Luxe de détails dans un décor trop vaste

Mais aussi d’inutiles effets, comme le ballet de poissons à la Walt Disney (pour un Old Joe has gone fishing autrement incisif en fait), ou une éclipse solaire intempestive.

Crédit photo : Siener Kaufmann

On aura vite compris qu’on jouera ici le théâtre dans le théâtre, au point que la procession partie du Borrough en chasse de sa victime désignée s’installera sur ses sièges bien rangés pour assister à la scène de la cabane de Grimes, montée façon théâtre baroque, avec ses vagues en plaques de bois peintes renversables et ses personnages outrés. Des pistes se dessinent pourtant, sans être vraiment exploitées, comme la quasi-gémellité de Grimes et de Balstrode, corpulence et costumes, qui se partagent l’émotion d’Ellen et les peurs de l’apprenti, dont Grimes finira par adopter le costume de pureté blanc immaculé après l’avoir vêtu de son pull marin trop grand.

Aurait-il été lui aussi un enfant maltraité ? Questionnements fugaces bienvenus, peu exploités, et lisibilité plutôt absente, c’est fort dommage, car à part cela, la population du Borrough est traitée avec un luxe de détails quasi virtuose, même si son inscription dans le décor trop vaste laisse souvent l’impression que le metteur en scène n’a pas non plus su qu’en faire globalement. La fête chez Auntie, dérisoire comme chez Wozzeck, n’est pas cette auto-excitation de la populace qui emporte le sentiment d’horreur avec elle, le finale où, telle Senta, Ellen tente de sauter dans le vide de la fosse – on la retiendra, heureusement – n’offre pas non plus ce sentiment de calme vertigineux d’indifférence qui suit la tempête des débordements populaires.

Un accueil triomphal justifié

Le drame porte pourtant car les interprètes sont chauffés à blanc. Il faut saluer les figures d’Auntie (Claudia Mahnke), de ses nièces impudiques (Lindsay Ohse et Emily Pogorelc), tout aussi irrésistibles que le Boles tressautant de Kevin Conners, le Swallow de Brindley Sherratt, digne mais si vite prêt à fauter… Jennifer Johnston est une Mrs. Sedley encore plus percutante que d’usage, tandis que le trio de Konstantin Krimmel (Keene), Daniel Noyola (Hobson), et Robert Murray (Rev. Adams) est d’anthologie.
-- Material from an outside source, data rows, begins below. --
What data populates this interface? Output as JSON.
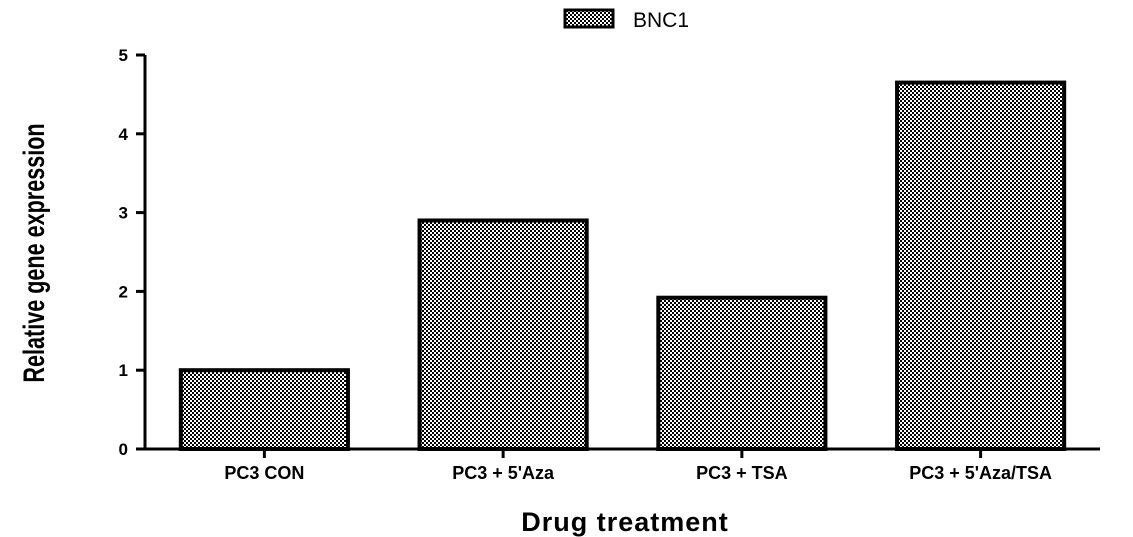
{
  "chart_data": {
    "type": "bar",
    "categories": [
      "PC3 CON",
      "PC3 + 5'Aza",
      "PC3 + TSA",
      "PC3 + 5'Aza/TSA"
    ],
    "series": [
      {
        "name": "BNC1",
        "values": [
          1.0,
          2.9,
          1.92,
          4.65
        ]
      }
    ],
    "xlabel": "Drug treatment",
    "ylabel": "Relative gene expression",
    "ylim": [
      0,
      5
    ],
    "yticks": [
      0,
      1,
      2,
      3,
      4,
      5
    ],
    "grid": false,
    "legend_position": "top-center"
  }
}
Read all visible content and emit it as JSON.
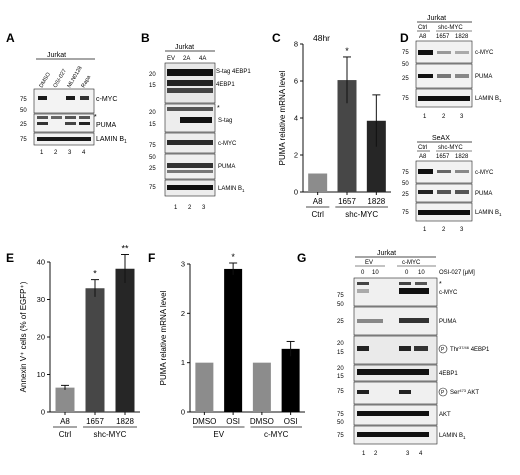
{
  "panels": {
    "A": {
      "letter": "A",
      "cell_line": "Jurkat",
      "lanes": [
        "DMSO",
        "OSI-027",
        "MLN0128",
        "Rapa"
      ],
      "lane_numbers": [
        "1",
        "2",
        "3",
        "4"
      ],
      "mw": [
        "75",
        "50",
        "25",
        "75"
      ],
      "bands": [
        "c-MYC",
        "PUMA",
        "LAMIN B"
      ],
      "band_sub": "1",
      "nonspecific": "*"
    },
    "B": {
      "letter": "B",
      "cell_line": "Jurkat",
      "lanes": [
        "EV",
        "2A",
        "4A"
      ],
      "lane_numbers": [
        "1",
        "2",
        "3"
      ],
      "mw": [
        "20",
        "15",
        "20",
        "15",
        "75",
        "50",
        "25",
        "75"
      ],
      "bands": [
        "S-tag 4EBP1",
        "4EBP1",
        "S-tag",
        "c-MYC",
        "PUMA",
        "LAMIN B"
      ],
      "band_sub": "1",
      "nonspecific": "*"
    },
    "C": {
      "letter": "C",
      "title": "48hr",
      "significance": "*"
    },
    "D": {
      "letter": "D",
      "blot1": {
        "cell_line": "Jurkat",
        "ctrl_label": "Ctrl",
        "shc_label": "shc-MYC",
        "lanes": [
          "A8",
          "1657",
          "1828"
        ],
        "lane_numbers": [
          "1",
          "2",
          "3"
        ],
        "mw": [
          "75",
          "50",
          "25",
          "75"
        ],
        "bands": [
          "c-MYC",
          "PUMA",
          "LAMIN B"
        ]
      },
      "blot2": {
        "cell_line": "SeAX",
        "ctrl_label": "Ctrl",
        "shc_label": "shc-MYC",
        "lanes": [
          "A8",
          "1657",
          "1828"
        ],
        "lane_numbers": [
          "1",
          "2",
          "3"
        ],
        "mw": [
          "75",
          "50",
          "25",
          "75"
        ],
        "bands": [
          "c-MYC",
          "PUMA",
          "LAMIN B"
        ]
      },
      "band_sub": "1"
    },
    "E": {
      "letter": "E",
      "sig1": "*",
      "sig2": "**"
    },
    "F": {
      "letter": "F",
      "sig": "*"
    },
    "G": {
      "letter": "G",
      "cell_line": "Jurkat",
      "groups": [
        "EV",
        "c-MYC"
      ],
      "osi_label": "OSI-027 [μM]",
      "doses": [
        "0",
        "10",
        "0",
        "10"
      ],
      "lane_numbers": [
        "1",
        "2",
        "3",
        "4"
      ],
      "mw": [
        "75",
        "50",
        "25",
        "20",
        "15",
        "20",
        "15",
        "75",
        "75",
        "50",
        "75"
      ],
      "bands": [
        "c-MYC",
        "PUMA",
        "4EBP1",
        "4EBP1",
        "AKT",
        "AKT",
        "LAMIN B"
      ],
      "phospho_marker": "P",
      "thr_label": "Thr",
      "thr_site": "37/46",
      "ser_label": "Ser",
      "ser_site": "473",
      "band_sub": "1",
      "nonspecific": "*"
    }
  },
  "chart_data": [
    {
      "panel": "C",
      "type": "bar",
      "title": "48hr",
      "categories": [
        "A8",
        "1657",
        "1828"
      ],
      "groups": [
        {
          "label": "Ctrl",
          "span": [
            0,
            0
          ]
        },
        {
          "label": "shc-MYC",
          "span": [
            1,
            2
          ]
        }
      ],
      "values": [
        1.0,
        6.05,
        3.85
      ],
      "errors": [
        0,
        1.25,
        1.4
      ],
      "colors": [
        "#8c8c8c",
        "#474747",
        "#262626"
      ],
      "ylabel": "PUMA relative mRNA level",
      "ylim": [
        0,
        8
      ],
      "yticks": [
        0,
        2,
        4,
        6,
        8
      ]
    },
    {
      "panel": "E",
      "type": "bar",
      "categories": [
        "A8",
        "1657",
        "1828"
      ],
      "groups": [
        {
          "label": "Ctrl",
          "span": [
            0,
            0
          ]
        },
        {
          "label": "shc-MYC",
          "span": [
            1,
            2
          ]
        }
      ],
      "values": [
        6.5,
        33,
        38.2
      ],
      "errors": [
        0.6,
        2.3,
        3.8
      ],
      "colors": [
        "#8c8c8c",
        "#474747",
        "#262626"
      ],
      "ylabel": "Annexin V⁺ cells (% of EGFP⁺)",
      "ylim": [
        0,
        40
      ],
      "yticks": [
        0,
        10,
        20,
        30,
        40
      ]
    },
    {
      "panel": "F",
      "type": "bar",
      "categories": [
        "DMSO",
        "OSI",
        "DMSO",
        "OSI"
      ],
      "groups": [
        {
          "label": "EV",
          "span": [
            0,
            1
          ]
        },
        {
          "label": "c-MYC",
          "span": [
            2,
            3
          ]
        }
      ],
      "values": [
        1.0,
        2.9,
        1.0,
        1.28
      ],
      "errors": [
        0,
        0.12,
        0,
        0.15
      ],
      "colors": [
        "#8c8c8c",
        "#000000",
        "#8c8c8c",
        "#000000"
      ],
      "ylabel": "PUMA relative mRNA level",
      "ylim": [
        0,
        3
      ],
      "yticks": [
        0,
        1,
        2,
        3
      ]
    }
  ]
}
Tous exceptionnels, tous défoncés, tous admirables de chant. Stuart Skelton serait un Grimes éperdu si la stabilité de l’aigu ne se trouvait prête à craquer dans les merveilleux piani de Now the great Bear, et surtout dans son grand monologue. Mais le personnage, odieux et humain, buté et fragile, reste saisissant dans son enfermement. S’il ne peut plus assumer un Wotan, un Gurnemanz, Iain Paterson est un Blastrode formidable d’intensité dramatique, mais c’est la somptuosité vocale de Rachel Willis-Sorensen, déjà saluée ici dans Les Vêpres siciliennes en 2018, qui emporte tous les suffrages, montrant que de Meyerbeer à Verdi, de Traviata à Ellen Orford, tout est chez elle perfection théâtrale et vocale.

Mais il faut encore plus saluer les incontestables triomphateurs de la soirée, les somptueux chœurs de la Staatsoper, renversants de présence sonore, et l’orchestre maison, tout aussi magnifique, dont Edward Gardner ose autant faire grincer et crier les pupitres en de dantesques interludes, et les porter en permanence à un dramatisme de l’action qui supplante ce que l’on voit sur scène. Comme à chaque fois qu’il dirige Britten, il prouve qu’il en est devenu un maître incontestable, justifiant un accueil triomphal.